UNE RÉPUBLIQUE NÉGATIONNISTE

Il ne sert à rien de demander à la République d’aller faire un geste de contrition en Vendée, voire de demander pardon. Elle ne le peut pas. Comment, du reste, une non-personne pourrait-elle demander pardon ? C’est montrer l’inanité de toutes les repentances institutionnelles. Surtout, en France, la République, avant d’être un régime politique, est une religion : les cris d’orfraie des républicains bien-pensants à la sortie du film « Vaincre ou mourir » le prouvent de manière suffisante. Regarder la vérité historique en face leur est impossible car ce serait reconnaître la République comme porteuse d’un message d’usurpation, révélé par l’exécution fondatrice du Roi : « La victoire et le peuple ont décidé que lui seul était rebelle : Louis ne peut donc être jugé : il est déjà condamné, ou la république n’est point absoute. […] Si Louis est innocent, tous les défenseurs de la liberté deviennent des calomniateurs », comme l’a avoué Robespierre. Le populicide vendéen n’est, au fond, qu’une conséquence nécessaire de cette imposture. Les « droits de l’homme » ainsi compris, ce que n’avait pas vu Furet, ouvraient bien sur la Terreur. Et sur une fuite en avant indéfinie. Nul paradoxe à cela. Mais une « consonance » radicale. Dès lors la République droits-de-l’hommiste ne peut que se réfugier dans le négationnisme — le fait, pour certains, de reconnaître les « crimes de masse » commis en Vendée, mais de leur refuser leur statut de « génocide », n’étant qu’une forme adoucie, bien-pensante, et finalement plus pernicieuse, de ce négationnisme fondamental. Car il est impossible à la République de reconnaître qu’elle a fait au nom de la Liberté ce que d’autres feront au XXe siècle au nom de la Race. Ou encore au nom de la Classe et du Progrès : le communisme lui aussi fut auteur de génocides, tant en Union soviétique qu’au Cambodge démocratique, par exemple. Mais l’Ethnie (le Ruanda) et la Nation-Etat (les nationalistes progressistes Jeunes-Turcs) eurent aussi leur lot de génocides. Les Idoles, qui ont remplacé « dans le ciel des lumières qu’on ne rallumera plus », sont exterminatrices par définition.
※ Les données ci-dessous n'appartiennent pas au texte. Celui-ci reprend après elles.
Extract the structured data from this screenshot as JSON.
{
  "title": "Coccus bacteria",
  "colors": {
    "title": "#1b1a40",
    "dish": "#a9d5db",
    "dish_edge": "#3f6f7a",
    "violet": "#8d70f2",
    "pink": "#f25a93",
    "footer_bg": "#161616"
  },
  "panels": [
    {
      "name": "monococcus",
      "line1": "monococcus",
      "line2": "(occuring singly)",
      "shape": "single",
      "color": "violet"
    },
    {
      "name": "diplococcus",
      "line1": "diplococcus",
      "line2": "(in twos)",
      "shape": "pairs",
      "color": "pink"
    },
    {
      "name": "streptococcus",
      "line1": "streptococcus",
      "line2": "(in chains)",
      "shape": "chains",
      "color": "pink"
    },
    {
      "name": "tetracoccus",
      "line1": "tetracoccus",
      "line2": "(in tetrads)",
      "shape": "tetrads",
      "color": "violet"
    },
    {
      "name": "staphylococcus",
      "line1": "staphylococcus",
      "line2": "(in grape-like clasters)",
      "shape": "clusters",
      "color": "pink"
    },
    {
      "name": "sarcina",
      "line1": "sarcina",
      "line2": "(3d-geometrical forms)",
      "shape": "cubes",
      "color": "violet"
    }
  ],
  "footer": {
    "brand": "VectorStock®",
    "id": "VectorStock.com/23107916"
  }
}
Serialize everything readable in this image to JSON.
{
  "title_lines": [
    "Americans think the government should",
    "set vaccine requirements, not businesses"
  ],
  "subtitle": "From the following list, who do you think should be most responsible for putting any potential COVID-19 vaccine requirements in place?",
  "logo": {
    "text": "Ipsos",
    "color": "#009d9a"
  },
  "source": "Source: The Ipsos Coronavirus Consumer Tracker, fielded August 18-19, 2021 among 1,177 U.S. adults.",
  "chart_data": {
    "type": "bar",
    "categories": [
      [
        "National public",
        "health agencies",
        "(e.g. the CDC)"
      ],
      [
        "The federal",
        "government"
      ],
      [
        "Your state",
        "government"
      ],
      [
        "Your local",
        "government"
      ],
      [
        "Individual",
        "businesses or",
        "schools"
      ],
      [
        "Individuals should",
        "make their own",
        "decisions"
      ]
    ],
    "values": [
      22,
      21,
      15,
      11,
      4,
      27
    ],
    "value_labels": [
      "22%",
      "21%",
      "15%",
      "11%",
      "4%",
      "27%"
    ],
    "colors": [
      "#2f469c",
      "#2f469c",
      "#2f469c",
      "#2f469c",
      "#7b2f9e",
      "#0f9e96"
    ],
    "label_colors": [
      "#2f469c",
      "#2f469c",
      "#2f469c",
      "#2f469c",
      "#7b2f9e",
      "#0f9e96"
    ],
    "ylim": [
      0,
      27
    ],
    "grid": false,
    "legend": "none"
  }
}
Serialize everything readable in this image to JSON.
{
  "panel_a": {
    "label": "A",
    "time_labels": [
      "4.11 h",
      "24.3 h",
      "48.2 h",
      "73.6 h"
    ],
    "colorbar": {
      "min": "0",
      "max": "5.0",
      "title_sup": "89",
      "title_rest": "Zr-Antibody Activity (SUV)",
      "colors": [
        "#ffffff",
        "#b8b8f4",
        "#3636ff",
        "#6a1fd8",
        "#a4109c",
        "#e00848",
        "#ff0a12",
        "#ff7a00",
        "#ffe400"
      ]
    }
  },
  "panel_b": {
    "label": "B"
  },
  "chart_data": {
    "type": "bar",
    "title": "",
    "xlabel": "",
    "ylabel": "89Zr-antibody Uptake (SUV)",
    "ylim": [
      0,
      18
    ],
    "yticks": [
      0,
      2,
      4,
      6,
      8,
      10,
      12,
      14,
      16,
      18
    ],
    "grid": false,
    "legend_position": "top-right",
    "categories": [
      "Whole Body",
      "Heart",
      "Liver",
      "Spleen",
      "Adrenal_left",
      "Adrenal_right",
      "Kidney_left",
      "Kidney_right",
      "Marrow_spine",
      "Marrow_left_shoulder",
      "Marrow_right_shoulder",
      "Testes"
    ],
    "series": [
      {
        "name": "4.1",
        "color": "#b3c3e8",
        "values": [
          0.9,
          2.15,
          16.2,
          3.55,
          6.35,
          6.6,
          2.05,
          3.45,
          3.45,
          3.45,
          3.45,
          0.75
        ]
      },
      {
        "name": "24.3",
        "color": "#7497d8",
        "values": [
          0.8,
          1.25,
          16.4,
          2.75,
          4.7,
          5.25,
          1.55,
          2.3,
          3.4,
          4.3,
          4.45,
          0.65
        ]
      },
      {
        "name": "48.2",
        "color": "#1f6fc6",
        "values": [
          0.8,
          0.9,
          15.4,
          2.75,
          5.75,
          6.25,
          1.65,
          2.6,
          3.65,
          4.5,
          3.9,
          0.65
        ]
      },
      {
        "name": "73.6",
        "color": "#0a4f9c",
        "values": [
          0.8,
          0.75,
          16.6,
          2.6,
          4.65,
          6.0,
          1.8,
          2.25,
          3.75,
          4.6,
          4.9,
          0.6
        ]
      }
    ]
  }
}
C’est pourquoi, refuser le mot de génocide n’a évidemment qu’un objectif : diminuer la gravité des crimes commis en Vendée, en les sortant de la logique émancipatrice révolutionnaire, pour les réduire à un triste accident de l’histoire.

Eh bien, soit : abandonnons le mot de génocide, devenu tabou, et parlons de populicide. Mais parlons-en, alors, également pour tous, nous disons bien tous ces autres populicides que furent les « crimes de masse » ou « crimes systématiques » perpétrés tout au long du XXe siècle et dirigés intentionnellement contre des populations précises, identifiées comme telles par leurs bourreaux.

Et ne nous laissons pas intimider par des censeurs contemporains qui, selon une gradation qui mesure seulement leur (défaut de) courage ou l’intensité de leur fanatisme, visent à interdire l’expression d’une parole libre de tous les préjugés idéologiques. Car, « vaincre ou mourir », la leçon est toujours valable. Elle concerne, aujourd’hui, non plus seulement les Vendéens qui, du reste, se battaient pour la liberté de tous en s’opposant à l’institution d’une République terroriste, mais, plus largement, le pays tout entier, mis en coupe réglée par des élites politiques, financières et médiatiques qui communient dans le même mépris du pays réel, dans la même indifférence au destin de leurs compatriotes — mais les reconnaissent-ils seulement pour tels ? —, l’absence de tout souci du Bien commun suffisant à les rendre illégitimes. Oui, il nous faudra vaincre pour éviter de voir la nation mourir.